The WSJ is on fire today. What more can you really say? This is exactly right.
Bankers and traders get their big bonus checks every 12 months. But the risks created by their work are spread over a longer time frame. By the time the risks are revealed, be they bad loans or bad deals, it's too late for real accountability. The checks have been cashed, and the charters booked for Nantucket.
Overreaching is an American pastime, and virtually a Wall Street birthright. And that's fine, given that ambition drives innovation. But this current credit mess -- or "equilibrium-finding" as the hopeful put it -- dredges up an issue the Street has yet to solve: just how to pay short-term for long-term performance.
Last year, bankers were praying for the deals market to "just hold on" until bonus season. They got their wish, passing around the biggest pot of fees in history, some $79 billion split among the investment banks, 20% higher than during 2005.

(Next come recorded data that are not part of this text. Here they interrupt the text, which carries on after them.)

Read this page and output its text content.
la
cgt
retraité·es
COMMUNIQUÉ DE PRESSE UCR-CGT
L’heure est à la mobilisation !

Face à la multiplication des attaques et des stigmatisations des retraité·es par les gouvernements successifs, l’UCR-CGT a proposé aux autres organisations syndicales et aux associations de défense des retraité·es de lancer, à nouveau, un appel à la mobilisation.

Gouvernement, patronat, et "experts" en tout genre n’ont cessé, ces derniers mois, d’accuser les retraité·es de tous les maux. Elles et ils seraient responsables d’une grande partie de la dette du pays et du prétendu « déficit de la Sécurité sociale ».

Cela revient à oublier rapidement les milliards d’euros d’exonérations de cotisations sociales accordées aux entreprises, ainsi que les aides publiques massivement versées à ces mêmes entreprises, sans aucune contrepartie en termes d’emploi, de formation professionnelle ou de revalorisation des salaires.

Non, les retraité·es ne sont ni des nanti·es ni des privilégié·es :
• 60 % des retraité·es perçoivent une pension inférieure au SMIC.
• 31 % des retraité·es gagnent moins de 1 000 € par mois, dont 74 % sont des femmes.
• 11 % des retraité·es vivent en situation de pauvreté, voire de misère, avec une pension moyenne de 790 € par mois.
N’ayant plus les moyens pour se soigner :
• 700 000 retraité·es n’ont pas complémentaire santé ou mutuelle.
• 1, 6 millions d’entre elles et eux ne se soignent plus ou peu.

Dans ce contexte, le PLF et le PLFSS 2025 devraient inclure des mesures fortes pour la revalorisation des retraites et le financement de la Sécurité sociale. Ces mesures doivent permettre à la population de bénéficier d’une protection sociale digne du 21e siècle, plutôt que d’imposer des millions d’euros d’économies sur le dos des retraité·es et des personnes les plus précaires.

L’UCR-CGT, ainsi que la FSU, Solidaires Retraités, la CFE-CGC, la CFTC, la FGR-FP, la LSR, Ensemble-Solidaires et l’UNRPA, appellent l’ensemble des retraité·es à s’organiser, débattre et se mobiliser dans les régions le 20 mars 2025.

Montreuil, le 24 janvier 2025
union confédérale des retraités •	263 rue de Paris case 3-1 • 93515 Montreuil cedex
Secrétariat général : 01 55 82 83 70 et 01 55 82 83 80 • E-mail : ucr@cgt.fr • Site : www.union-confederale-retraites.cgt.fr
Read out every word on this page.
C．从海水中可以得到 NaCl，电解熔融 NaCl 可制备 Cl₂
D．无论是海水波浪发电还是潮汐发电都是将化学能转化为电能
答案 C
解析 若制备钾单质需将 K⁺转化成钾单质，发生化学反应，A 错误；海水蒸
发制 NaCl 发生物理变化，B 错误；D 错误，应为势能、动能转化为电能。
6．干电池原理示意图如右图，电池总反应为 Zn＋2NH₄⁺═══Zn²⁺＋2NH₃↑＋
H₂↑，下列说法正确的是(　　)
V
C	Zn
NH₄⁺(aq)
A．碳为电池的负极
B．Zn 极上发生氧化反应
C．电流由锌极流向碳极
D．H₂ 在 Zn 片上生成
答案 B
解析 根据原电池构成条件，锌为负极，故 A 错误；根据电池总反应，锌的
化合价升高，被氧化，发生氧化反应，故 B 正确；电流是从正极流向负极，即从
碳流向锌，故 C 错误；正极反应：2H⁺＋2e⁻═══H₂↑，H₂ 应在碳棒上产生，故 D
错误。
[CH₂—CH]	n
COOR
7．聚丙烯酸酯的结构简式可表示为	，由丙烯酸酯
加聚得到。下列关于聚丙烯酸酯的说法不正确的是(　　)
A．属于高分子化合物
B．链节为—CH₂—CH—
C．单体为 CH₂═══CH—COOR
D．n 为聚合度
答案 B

The prayers were even more fervent this summer as the deal business was reaching a record-setting crescendo. Only now are the gambles becoming embarrassingly evident, with the Street scrambling to finance some $220 billion worth of leveraged buyout deals.
Some bankers talk publicly as if the inventory will vanish after a few weeks of vacation. In private, though, the mood has gone from Nantucket holiday to Bataan Death March. As one top merger banker put it on Friday: "I'm underwater on every single loan on my book." Translation: He's stuck with deteriorating loans that he was supposed to sell to others.
Despite the fallout, both bank and hedge-fund investors are willing to pay upfront money without seeing back-end results. The consequence is a free-rider's paradise, where individuals can stack up the short-term benefits for themselves, while letting the institution bear the brunt of their actions.
The result is a banker getting handsomely rewarded in January for making a loan that blows up in August. The hedge-fund manager, meanwhile, is able to buy up billions in suspect subprime real-estate loans and derivatives, clipping a 2% management fee along the way.
There is a market trade-off to these high rewards. Bad decision-makers can get yanked from their jobs at a moment's notice. But this can have the effect of creating still more incentive to land the big score.
Given the dollar amounts in play, that's getting increasingly possible, says Alan Johnson, managing director of Johnson Associates, which advises Wall Street firms about compensation. "The sums are getting bigger and bigger," Mr. Johnson says. "You've got young people doing aggressive things that have never been done before. What if it turns out really badly? It's what keeps CEOs up at night."